I rediscovered sepia this weekend. I like how sepia suggests that this image is of the past. A past moment suspended in the now. A ’54 Chevy suspended on this page. Lately, I’ve had this recurring thought that wherever I go, the moment has passed by already. And time appears to me like a shadow-line moving over what was in the light and I’m standing at that line mesmerized at the movement itself. Paralyzed by thoughts about the experience of time.
Then the illusion is blown by a row of city bikes in the background. The 1954 feel / time bleeding out of the main object betrayed. I remember the point Roland Barthes made so well about a photograph being more akin to a hallucination than any kind of memory (actually a counter-memory that blocks memory). His quote from Camera Lucida about what a photograph is has always struck me as closest in my experience, “The photograph becomes a bizarre medium a new form of hallucination. False on the level of perception True on the level of time: a temporal hallucination, so to speak, a modest, shared hallucination (on the one hand “it is not there,” on the other “but it has indeed been”): a mad image, chafed by reality.”

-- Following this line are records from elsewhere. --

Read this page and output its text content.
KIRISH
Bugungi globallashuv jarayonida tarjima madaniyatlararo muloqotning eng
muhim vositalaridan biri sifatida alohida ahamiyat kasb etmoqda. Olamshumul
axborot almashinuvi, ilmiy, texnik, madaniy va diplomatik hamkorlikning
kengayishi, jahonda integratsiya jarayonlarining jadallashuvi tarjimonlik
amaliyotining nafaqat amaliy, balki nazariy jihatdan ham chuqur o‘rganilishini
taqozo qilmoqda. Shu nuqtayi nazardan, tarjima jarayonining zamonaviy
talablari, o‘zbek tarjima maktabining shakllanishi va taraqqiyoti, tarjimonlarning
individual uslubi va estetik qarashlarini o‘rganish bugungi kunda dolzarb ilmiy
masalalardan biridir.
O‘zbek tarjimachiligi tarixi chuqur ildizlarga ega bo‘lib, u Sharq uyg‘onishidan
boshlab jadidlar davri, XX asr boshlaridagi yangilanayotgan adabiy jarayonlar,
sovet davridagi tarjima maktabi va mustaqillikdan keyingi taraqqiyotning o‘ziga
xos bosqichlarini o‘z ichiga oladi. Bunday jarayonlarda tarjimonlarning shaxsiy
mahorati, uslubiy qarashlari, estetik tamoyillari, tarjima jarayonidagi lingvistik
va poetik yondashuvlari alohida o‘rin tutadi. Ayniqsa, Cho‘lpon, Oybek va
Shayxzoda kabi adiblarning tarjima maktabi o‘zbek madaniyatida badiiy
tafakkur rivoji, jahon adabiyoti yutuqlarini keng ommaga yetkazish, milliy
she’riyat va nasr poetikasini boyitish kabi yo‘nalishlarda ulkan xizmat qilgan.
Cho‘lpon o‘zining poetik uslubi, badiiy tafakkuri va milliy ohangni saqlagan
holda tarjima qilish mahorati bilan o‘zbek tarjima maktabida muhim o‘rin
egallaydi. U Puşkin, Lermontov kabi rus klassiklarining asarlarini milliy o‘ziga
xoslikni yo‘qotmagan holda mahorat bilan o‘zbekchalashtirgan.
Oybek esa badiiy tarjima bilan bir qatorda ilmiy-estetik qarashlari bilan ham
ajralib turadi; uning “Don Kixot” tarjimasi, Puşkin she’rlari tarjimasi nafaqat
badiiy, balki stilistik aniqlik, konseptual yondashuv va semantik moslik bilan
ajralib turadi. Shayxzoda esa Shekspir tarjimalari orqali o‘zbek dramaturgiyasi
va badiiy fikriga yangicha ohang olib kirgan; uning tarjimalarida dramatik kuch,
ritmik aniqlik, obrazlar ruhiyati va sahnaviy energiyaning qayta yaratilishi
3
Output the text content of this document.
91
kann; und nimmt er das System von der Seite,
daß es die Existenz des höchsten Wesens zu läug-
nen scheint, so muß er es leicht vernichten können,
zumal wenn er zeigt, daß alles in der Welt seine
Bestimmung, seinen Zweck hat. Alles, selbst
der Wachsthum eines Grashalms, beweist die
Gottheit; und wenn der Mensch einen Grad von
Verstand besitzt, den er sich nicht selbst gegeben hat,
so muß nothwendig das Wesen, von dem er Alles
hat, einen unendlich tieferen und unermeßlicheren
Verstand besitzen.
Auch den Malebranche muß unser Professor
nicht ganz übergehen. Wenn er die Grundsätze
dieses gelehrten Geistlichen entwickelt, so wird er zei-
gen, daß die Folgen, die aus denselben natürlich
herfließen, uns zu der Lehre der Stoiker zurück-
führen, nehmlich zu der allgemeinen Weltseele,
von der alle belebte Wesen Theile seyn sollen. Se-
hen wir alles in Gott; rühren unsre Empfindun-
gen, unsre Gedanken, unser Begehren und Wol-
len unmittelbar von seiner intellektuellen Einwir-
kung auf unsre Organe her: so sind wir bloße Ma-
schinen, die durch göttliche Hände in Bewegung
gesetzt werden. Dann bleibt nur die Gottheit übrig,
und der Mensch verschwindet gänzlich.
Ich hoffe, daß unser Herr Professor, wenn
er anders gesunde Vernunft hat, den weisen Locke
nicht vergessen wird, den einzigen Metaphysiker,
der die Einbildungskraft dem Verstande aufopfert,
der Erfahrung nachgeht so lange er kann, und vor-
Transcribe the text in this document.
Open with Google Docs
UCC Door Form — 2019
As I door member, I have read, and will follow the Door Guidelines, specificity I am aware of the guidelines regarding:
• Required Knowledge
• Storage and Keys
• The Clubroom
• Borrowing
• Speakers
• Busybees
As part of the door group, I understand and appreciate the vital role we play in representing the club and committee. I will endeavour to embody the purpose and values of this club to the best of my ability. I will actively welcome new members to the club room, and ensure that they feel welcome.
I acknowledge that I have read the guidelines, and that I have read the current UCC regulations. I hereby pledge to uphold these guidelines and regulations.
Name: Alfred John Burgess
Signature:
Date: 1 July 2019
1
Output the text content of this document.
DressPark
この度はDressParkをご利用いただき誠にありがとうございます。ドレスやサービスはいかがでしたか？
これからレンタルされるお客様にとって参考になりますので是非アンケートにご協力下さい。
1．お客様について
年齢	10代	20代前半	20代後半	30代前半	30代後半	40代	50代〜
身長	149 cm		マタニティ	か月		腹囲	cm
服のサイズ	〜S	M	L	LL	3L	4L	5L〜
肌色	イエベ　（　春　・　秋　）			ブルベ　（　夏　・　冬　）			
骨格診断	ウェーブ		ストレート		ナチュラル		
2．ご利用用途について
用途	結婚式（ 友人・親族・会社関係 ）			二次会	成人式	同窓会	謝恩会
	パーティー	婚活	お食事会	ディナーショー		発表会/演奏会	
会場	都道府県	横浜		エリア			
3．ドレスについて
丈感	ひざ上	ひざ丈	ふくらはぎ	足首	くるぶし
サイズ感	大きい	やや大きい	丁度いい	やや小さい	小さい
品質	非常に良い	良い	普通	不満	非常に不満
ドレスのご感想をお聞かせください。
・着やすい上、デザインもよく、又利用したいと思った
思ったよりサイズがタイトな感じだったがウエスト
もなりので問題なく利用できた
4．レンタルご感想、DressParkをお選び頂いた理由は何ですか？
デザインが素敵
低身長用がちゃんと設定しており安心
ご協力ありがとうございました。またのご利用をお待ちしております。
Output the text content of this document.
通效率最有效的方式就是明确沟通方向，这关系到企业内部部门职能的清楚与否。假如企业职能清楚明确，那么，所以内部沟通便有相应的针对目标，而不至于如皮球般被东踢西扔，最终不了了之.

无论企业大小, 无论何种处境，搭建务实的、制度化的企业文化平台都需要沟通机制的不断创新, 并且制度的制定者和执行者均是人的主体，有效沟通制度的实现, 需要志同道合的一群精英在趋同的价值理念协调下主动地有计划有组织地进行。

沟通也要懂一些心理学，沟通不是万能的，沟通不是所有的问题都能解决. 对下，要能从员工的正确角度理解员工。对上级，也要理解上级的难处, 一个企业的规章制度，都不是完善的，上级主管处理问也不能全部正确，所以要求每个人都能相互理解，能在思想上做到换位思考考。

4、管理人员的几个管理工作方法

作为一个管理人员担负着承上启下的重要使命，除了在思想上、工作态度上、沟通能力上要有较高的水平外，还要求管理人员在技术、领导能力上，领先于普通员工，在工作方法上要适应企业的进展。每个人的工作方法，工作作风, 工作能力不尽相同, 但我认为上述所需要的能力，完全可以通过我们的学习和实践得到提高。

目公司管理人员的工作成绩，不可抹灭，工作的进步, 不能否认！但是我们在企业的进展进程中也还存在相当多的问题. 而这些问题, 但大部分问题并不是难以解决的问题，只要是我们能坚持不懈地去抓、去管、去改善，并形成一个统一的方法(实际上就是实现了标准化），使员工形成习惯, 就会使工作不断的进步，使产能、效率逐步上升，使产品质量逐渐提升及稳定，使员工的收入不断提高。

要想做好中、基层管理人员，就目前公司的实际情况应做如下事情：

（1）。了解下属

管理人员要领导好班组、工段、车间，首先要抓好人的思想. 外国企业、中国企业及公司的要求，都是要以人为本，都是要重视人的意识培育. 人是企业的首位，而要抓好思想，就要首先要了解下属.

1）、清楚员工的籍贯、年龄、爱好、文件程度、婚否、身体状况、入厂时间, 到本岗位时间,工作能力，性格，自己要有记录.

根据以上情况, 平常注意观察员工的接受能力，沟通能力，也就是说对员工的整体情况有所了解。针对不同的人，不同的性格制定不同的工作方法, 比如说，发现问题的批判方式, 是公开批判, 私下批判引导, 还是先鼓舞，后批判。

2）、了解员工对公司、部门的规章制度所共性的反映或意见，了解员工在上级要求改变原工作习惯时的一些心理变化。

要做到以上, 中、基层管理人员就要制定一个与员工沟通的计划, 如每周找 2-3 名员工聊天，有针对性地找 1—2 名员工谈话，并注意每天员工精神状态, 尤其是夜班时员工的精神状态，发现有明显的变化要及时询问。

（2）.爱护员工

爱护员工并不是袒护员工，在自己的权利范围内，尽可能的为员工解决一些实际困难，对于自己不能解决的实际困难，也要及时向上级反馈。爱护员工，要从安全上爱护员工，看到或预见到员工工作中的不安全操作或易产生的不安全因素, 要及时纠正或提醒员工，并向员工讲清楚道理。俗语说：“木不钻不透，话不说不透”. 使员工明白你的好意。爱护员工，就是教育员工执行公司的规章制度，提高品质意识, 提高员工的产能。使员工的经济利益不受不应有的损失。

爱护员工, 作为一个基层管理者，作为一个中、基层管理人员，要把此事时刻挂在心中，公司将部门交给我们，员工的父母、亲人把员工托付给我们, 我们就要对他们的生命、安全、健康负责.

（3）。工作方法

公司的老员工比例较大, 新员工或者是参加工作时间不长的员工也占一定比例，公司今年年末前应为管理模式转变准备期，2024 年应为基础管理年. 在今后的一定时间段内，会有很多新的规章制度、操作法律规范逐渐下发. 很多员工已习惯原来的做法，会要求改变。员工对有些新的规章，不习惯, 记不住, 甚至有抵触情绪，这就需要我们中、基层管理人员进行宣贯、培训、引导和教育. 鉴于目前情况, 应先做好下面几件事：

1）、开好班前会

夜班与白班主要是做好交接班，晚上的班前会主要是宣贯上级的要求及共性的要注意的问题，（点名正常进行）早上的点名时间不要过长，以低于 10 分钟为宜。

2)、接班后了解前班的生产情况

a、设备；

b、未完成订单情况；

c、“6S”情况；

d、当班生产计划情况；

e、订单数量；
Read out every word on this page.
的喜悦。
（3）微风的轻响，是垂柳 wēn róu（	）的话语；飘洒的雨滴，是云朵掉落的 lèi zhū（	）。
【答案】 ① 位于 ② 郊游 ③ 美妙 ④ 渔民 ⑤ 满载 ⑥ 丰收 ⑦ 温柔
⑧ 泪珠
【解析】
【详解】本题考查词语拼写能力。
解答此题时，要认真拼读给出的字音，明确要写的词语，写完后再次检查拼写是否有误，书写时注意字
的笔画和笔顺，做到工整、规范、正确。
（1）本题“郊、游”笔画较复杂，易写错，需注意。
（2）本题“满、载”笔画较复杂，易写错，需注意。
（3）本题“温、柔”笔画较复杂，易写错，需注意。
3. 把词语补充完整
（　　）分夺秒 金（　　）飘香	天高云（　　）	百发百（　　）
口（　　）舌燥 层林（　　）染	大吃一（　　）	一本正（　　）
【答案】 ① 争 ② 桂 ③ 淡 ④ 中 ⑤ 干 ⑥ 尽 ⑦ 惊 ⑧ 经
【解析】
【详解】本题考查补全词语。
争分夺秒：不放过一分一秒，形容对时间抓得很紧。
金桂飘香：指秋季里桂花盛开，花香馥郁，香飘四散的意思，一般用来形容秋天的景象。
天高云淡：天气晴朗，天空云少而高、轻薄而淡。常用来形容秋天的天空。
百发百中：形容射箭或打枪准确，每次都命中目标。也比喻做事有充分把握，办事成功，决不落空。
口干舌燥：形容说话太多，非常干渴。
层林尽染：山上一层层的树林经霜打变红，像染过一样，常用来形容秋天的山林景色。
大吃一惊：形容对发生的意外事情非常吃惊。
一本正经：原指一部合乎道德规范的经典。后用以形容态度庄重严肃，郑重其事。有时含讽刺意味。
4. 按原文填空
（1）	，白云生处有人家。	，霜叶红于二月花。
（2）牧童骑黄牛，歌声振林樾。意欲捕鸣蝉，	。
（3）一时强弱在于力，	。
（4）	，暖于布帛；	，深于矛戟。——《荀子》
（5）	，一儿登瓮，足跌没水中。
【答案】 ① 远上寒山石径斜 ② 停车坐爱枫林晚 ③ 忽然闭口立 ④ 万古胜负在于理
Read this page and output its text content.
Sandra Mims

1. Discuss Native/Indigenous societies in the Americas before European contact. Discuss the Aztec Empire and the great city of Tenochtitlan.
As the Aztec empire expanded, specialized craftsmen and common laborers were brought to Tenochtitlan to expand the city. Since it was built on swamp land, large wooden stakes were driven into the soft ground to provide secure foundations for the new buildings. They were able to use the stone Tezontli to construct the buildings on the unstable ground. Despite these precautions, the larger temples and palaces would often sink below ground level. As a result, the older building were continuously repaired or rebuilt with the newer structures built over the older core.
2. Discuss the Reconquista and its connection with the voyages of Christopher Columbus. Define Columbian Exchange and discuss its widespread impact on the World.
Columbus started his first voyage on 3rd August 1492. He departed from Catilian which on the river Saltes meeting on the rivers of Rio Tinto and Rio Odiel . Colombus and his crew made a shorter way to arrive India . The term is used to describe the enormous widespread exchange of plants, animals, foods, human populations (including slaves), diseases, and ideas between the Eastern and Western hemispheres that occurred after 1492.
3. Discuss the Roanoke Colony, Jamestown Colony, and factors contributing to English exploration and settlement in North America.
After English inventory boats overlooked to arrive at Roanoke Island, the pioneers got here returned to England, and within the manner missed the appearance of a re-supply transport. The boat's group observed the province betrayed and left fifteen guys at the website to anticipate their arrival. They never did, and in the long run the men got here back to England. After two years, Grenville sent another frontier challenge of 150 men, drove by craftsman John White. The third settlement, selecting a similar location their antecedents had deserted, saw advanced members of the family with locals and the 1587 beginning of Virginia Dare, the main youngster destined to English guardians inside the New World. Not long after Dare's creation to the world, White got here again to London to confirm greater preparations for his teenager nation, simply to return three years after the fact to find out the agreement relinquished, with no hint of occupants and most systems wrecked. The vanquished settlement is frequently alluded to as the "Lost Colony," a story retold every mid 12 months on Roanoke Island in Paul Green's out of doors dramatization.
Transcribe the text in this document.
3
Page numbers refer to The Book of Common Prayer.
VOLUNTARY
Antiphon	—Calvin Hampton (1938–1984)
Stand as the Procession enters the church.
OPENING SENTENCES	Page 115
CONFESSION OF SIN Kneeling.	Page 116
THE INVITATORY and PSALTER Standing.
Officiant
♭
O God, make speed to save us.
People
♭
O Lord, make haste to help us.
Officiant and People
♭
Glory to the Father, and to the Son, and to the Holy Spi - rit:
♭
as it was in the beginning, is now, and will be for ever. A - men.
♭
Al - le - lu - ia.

Photographs. Our dear sweet little false memories. As yummy as apple pie with a little hot pepper in it. I’ve always felt this push-pull from photographs. And I feel it when I photograph. Something maddeningly ordinary but also hints of something gone awry. The maddest image tries to tell you that it’s as normal as a car parked on the street. Even objects and places tell us how they want to be seen.
The more experimental or expressive the photograph, actually the less mad it appears to me! Closer to its medium as an image-maker rather than a truth-teller. The utterly mundane being most mad of all. But who doesn’t love madness in art? And that might be why some artists like me tend to be most mundane of all. Blending in. Hiding to better witness the mesmerizing shadow-line of time.